Morozov V A, Noguiez-Hellin P, Laune S, Tamboise E, Salzmann J L, Klatzmann D
Laboratoire de Biologie et Thérapeutique des Pathologies Immunitaires, Université P. et M. Curie, CNRS ERS 107, Hôpital Pitié-Salpêtrière, CERVI, Paris, France.
Cancer Gene Ther. 1997 Sep-Oct;4(5):286-93.
We recently described a novel nonviral/viral vector for gene transfer, the plasmovirus (Noguiez-Hellin P, Robert-le Meur M, Laune S, et al. C R Acad Sci Paris, Sciences de la Vie. 1996;319:45-50; Noguiez-Hellin P, Robert-le Meur M, Salzmann J-L, et al. Proc Natl Acad Sci USA. 1996;93:4175-4180). Plasmoviruses are plasmids capable of expressing all the viral genes required for generating infectious particles and packaging a defective genome containing a transgene. Transfected as plasmids, plasmoviruses transform the transduced cells into packaging cells that release infectious replication-defective retrovirus vectors (RV) containing a transgene, which are capable of infecting nearby cells. We previously showed that such a vector can efficiently "propagate" the transgene after transfection. Here we examine in greater detail the different steps of plasmovirus replication in vitro in human (143 B TK-) and murine (NIH 3T3 TK-) cells. Molecular-biological analysis revealed plasmovirus-coded protein expression starting from 24 hours post-transfection, followed by the detection of infectious RV 48 hours post-transfection. The gag proteins were correctly processed in the released particles. Electron microscopic analysis revealed typical type C particles. Nonintegrated plasmovirus DNA was not toxic for the cells and could be detected for at least 14 days post-transfection. While the transfected gag gene and the transgene could also be detected throughout this period, we observed that env-coded proteins decreased after 72 hours post-transfection. Nevertheless, the production of RV resulted in the propagation of the transgene in the culture, with stable integration of plasmovirus proviral DNA into the host genome of infected cells. We show that this propagation results in a major improvement in therapeutic efficacy using an HSV1-TK transgene and ganciclovir treatment, when compared to that of plasmovirus constructs that cannot propagate. Altogether, these results demonstrate the functionality of this gene transfer method and suggest that improvements in the vector design enhance its efficacy.

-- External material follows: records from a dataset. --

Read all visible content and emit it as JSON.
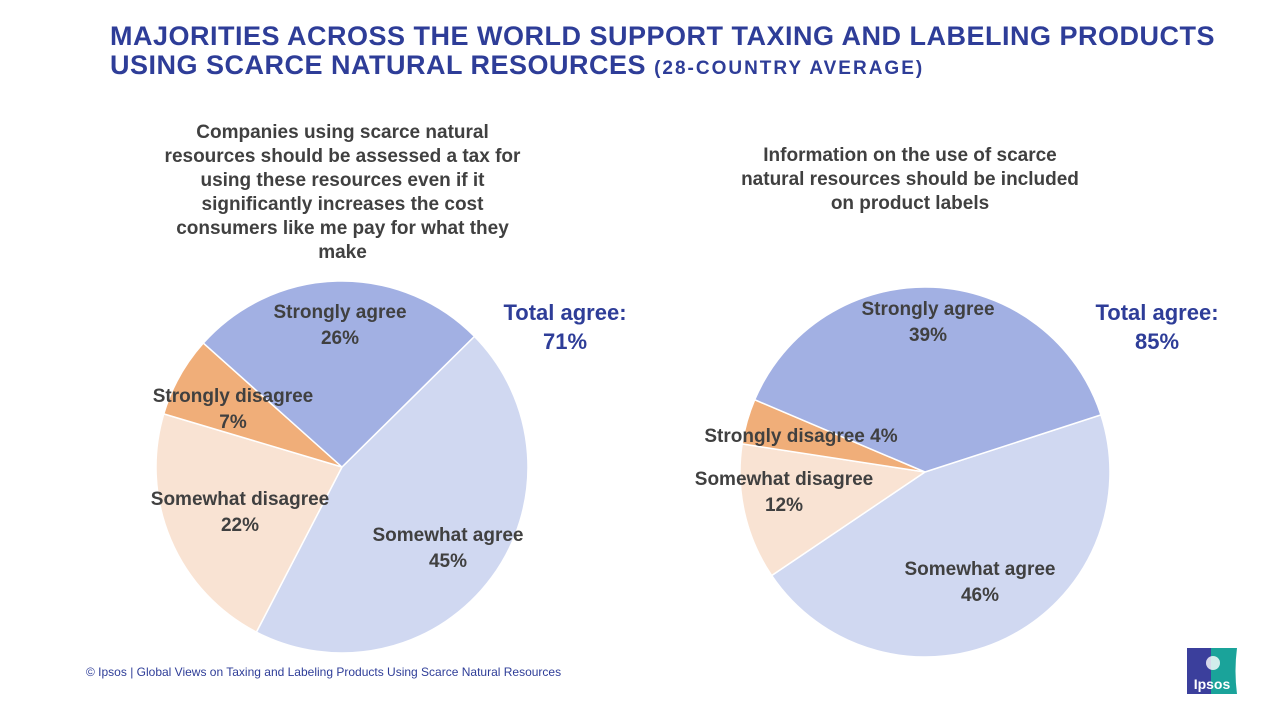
{
  "title": {
    "main": "MAJORITIES ACROSS THE WORLD SUPPORT TAXING AND LABELING PRODUCTS USING SCARCE NATURAL RESOURCES",
    "sub": "(28-COUNTRY AVERAGE)"
  },
  "colors": {
    "title": "#2E3D98",
    "strongly_agree": "#A2B0E3",
    "somewhat_agree": "#D0D8F1",
    "somewhat_disagree": "#F9E3D3",
    "strongly_disagree": "#F0AE79"
  },
  "chart_data": [
    {
      "type": "pie",
      "title": "Companies using scarce natural resources should be assessed a tax for using these resources even if it significantly increases the cost consumers like me pay for what they make",
      "total_label": "Total agree:",
      "total_value": "71%",
      "slices": [
        {
          "name": "Somewhat agree",
          "value": 45,
          "label": "45%"
        },
        {
          "name": "Somewhat disagree",
          "value": 22,
          "label": "22%"
        },
        {
          "name": "Strongly disagree",
          "value": 7,
          "label": "7%"
        },
        {
          "name": "Strongly agree",
          "value": 26,
          "label": "26%"
        }
      ]
    },
    {
      "type": "pie",
      "title": "Information on the use of scarce natural resources should be included on product labels",
      "total_label": "Total agree:",
      "total_value": "85%",
      "slices": [
        {
          "name": "Somewhat agree",
          "value": 46,
          "label": "46%"
        },
        {
          "name": "Somewhat disagree",
          "value": 12,
          "label": "12%"
        },
        {
          "name": "Strongly disagree",
          "value": 4,
          "label": "4%"
        },
        {
          "name": "Strongly agree",
          "value": 39,
          "label": "39%"
        }
      ]
    }
  ],
  "footer": "© Ipsos | Global Views on Taxing and Labeling Products Using Scarce Natural Resources",
  "logo": {
    "text": "Ipsos"
  }
}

我们最近描述了一种用于基因转移的新型非病毒/病毒载体——质粒病毒(诺吉耶斯 - 埃林P,罗伯特 - 勒米尔M,洛内S等。《法国科学院院报,生命科学》。1996年;319:45 - 50;诺吉耶斯 - 埃林P,罗伯特 - 勒米尔M,萨尔兹曼J - L等。《美国国家科学院院刊》。1996年;93:4175 - 4180)。质粒病毒是能够表达产生感染性颗粒所需的所有病毒基因并包装含有转基因的缺陷基因组的质粒。作为质粒进行转染时,质粒病毒将转导的细胞转化为包装细胞,这些包装细胞释放含有转基因的感染性复制缺陷型逆转录病毒载体(RV),该载体能够感染附近的细胞。我们之前表明,这样的载体在转染后能够有效地“传播”转基因。在此,我们更详细地研究了质粒病毒在人(143 B TK -)和小鼠(NIH 3T3 TK -)细胞中体外复制的不同步骤。分子生物学分析显示,转染后24小时开始表达质粒病毒编码的蛋白质,随后在转染后48小时检测到感染性RV。gag蛋白在释放的颗粒中被正确加工。电子显微镜分析显示典型的C型颗粒。未整合的质粒病毒DNA对细胞无毒,并且在转染后至少14天可以检测到。虽然在此期间也可以检测到转染的gag基因和转基因,但我们观察到转染后72小时后env编码的蛋白质减少。然而,RV的产生导致转基因在培养物中传播,质粒病毒前病毒DNA稳定整合到感染细胞的宿主基因组中。我们表明,与不能传播的质粒病毒构建体相比,这种传播在使用HSV1 - TK转基因和更昔洛韦治疗时导致治疗效果有显著改善。总之,这些结果证明了这种基因转移方法的功能性,并表明载体设计的改进提高了其功效。